What is it?A dirty trick often used against people visiting other cultures.There’s no doubt that cultural differences can play an important part in negotiation. Some tricksters deliberately use and emphasise differences and local customs to gain changes or win points in particular clauses in the contract.The approach of “but we always do it this way over here” can be difficult to counter if you’re not prepared for it.
Tip for small businesses: If you suspect this approach in advance, have with you a local expert who knows the customs. When negotiating in the USA for example, many organisations have found to their cost that it’s a false economy not to engage a competent American lawyer to act on their behalf. The best local expert in the USA may well be a lawyer.Once you’ve got their issues and demands, don’t concede. Trade!
- Memos of agreement – plus …
What is it?A rather unsubtle trick.The manipulator offers to summarise the agreement reached at the meeting and then either changes or extends the agreement in their favour. This is often spotted by the other party, but can cause acrimony or embarrassment in correcting it later.
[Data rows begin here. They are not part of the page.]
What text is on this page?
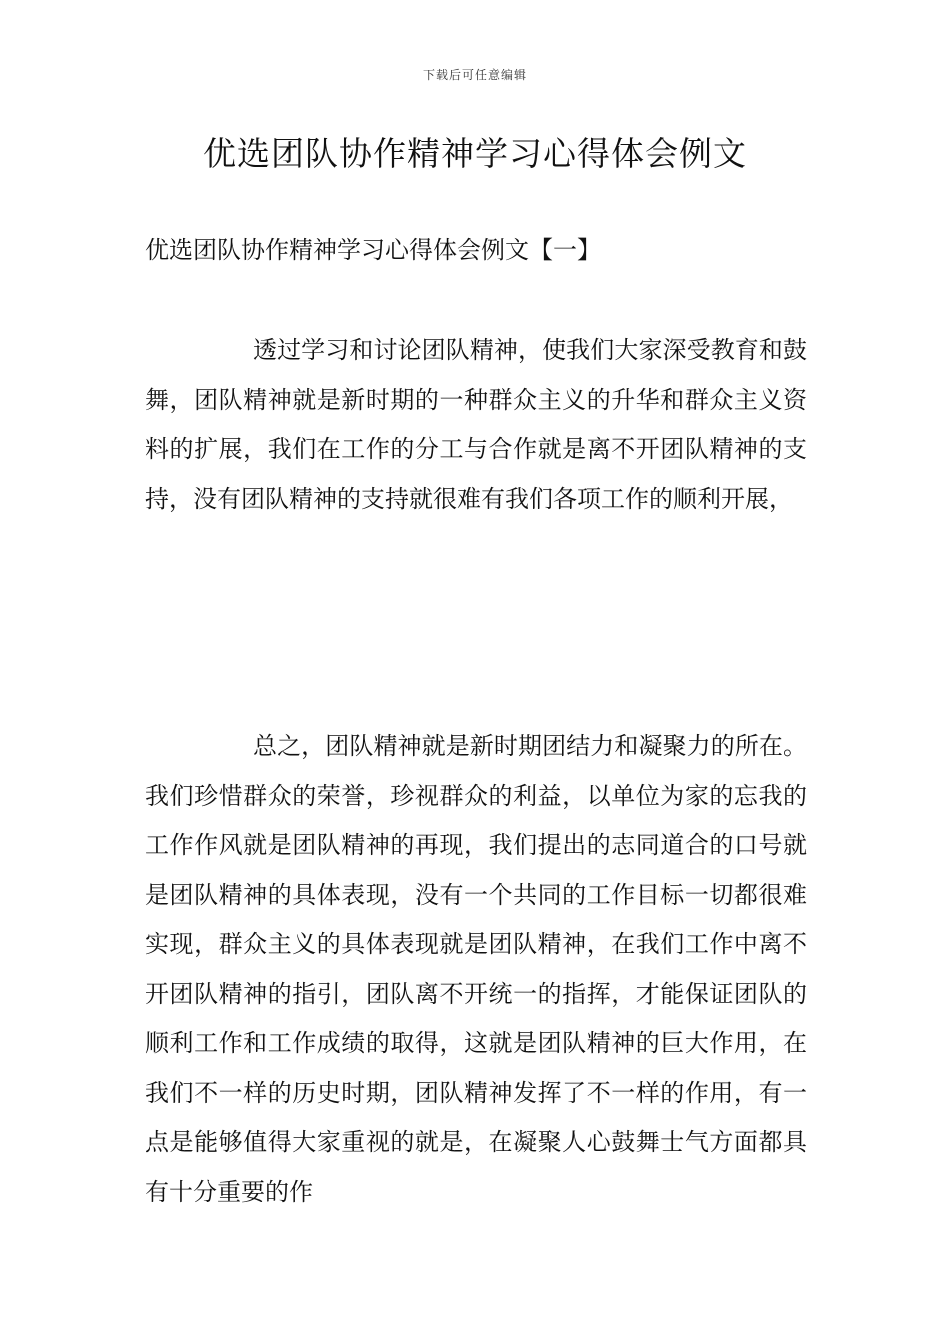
下载后可任意编辑
优选团队协作精神学习心得体会例文

优选团队协作精神学习心得体会例文【一】

透过学习和讨论团队精神，使我们大家深受教育和鼓舞，团队精神就是新时期的一种群众主义的升华和群众主义资料的扩展，我们在工作的分工与合作就是离不开团队精神的支持，没有团队精神的支持就很难有我们各项工作的顺利开展，

总之，团队精神就是新时期团结力和凝聚力的所在。我们珍惜群众的荣誉，珍视群众的利益，以单位为家的忘我的工作作风就是团队精神的再现，我们提出的志同道合的口号就是团队精神的具体表现，没有一个共同的工作目标一切都很难实现，群众主义的具体表现就是团队精神，在我们工作中离不开团队精神的指引，团队离不开统一的指挥，才能保证团队的顺利工作和工作成绩的取得，这就是团队精神的巨大作用，在我们不一样的历史时期，团队精神发挥了不一样的作用，有一点是能够值得大家重视的就是，在凝聚人心鼓舞士气方面都具有十分重要的作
Tip for small businesses:It’s always worth collating the summary of an agreement while both parties are present. Huthwaite research shows skilled business people check that agreements are clearly understood by both parties.
- Sunk cost tactics
What is it?This is based on the assumption that the more a negotiator has invested in trying to reach an agreement, the less willing they will be to abandon the negotiation.
For example, a negotiator faced with an unreasonable demand only ten minutes into a negotiation is likely to reject it, even if it could potentially jeopardise the entire negotiation. On the other hand, if the negotiation has been going for several months and progress towards an agreement has been made, it’s much less likely that the negotiator will jeopardise the success of the discussions by rejecting demands.
Tip for small businesses: Write-off the previous investment. It then has no significant influence on current decisions. Remember: The other party has an equal investment in the negotiation. Are they prepared to write off all they’ve invested by pressing for an unreasonable concession?
- “Details I can’t divulge“
What is it?This is one of the most commonly used dirty tricks in negotiation.
People using this tactic often appear reluctant to release details of a so called competitor offer or other issue on ethical grounds. Its purpose is to make you feel you’ve misjudged the market or your relative strength and so give a concession, which will make you competitive again.
Tip for small businesses:Even though the other party will probably refuse to release details such as the competitor’s name, you shouldn’t believe what they say about cost, you can check the credibility of the competitive offer by asking details such as: “What sort of operator training are they offering?” or “What response time do they guarantee?”
Alternatively, you can try: “I’ll need a strong case to persuade my team to do better – can you help me with more details?”
Huthwaite’s research shows that the most successful business people don’t entertain dirty tricks in negotiation but instead strive to reach agreements that are satisfactory to both parties. When both sides are happy they are far more inclined to work towards a successful implementation, which at the end of the day, is the ultimate definition of a successful negotiation.
So, if you find yourself on the receiving end of something that doesn’t feel quite right, what should you do? It’s rarely the case that you should walk away. Indeed, in most instances, provided you recognise what’s happening, you can address the situation and swiftly bring it back to a better place.
Use these negotiation techniques to counteract dirty tricks and turn tricky scenarios into long-term profitable relationships.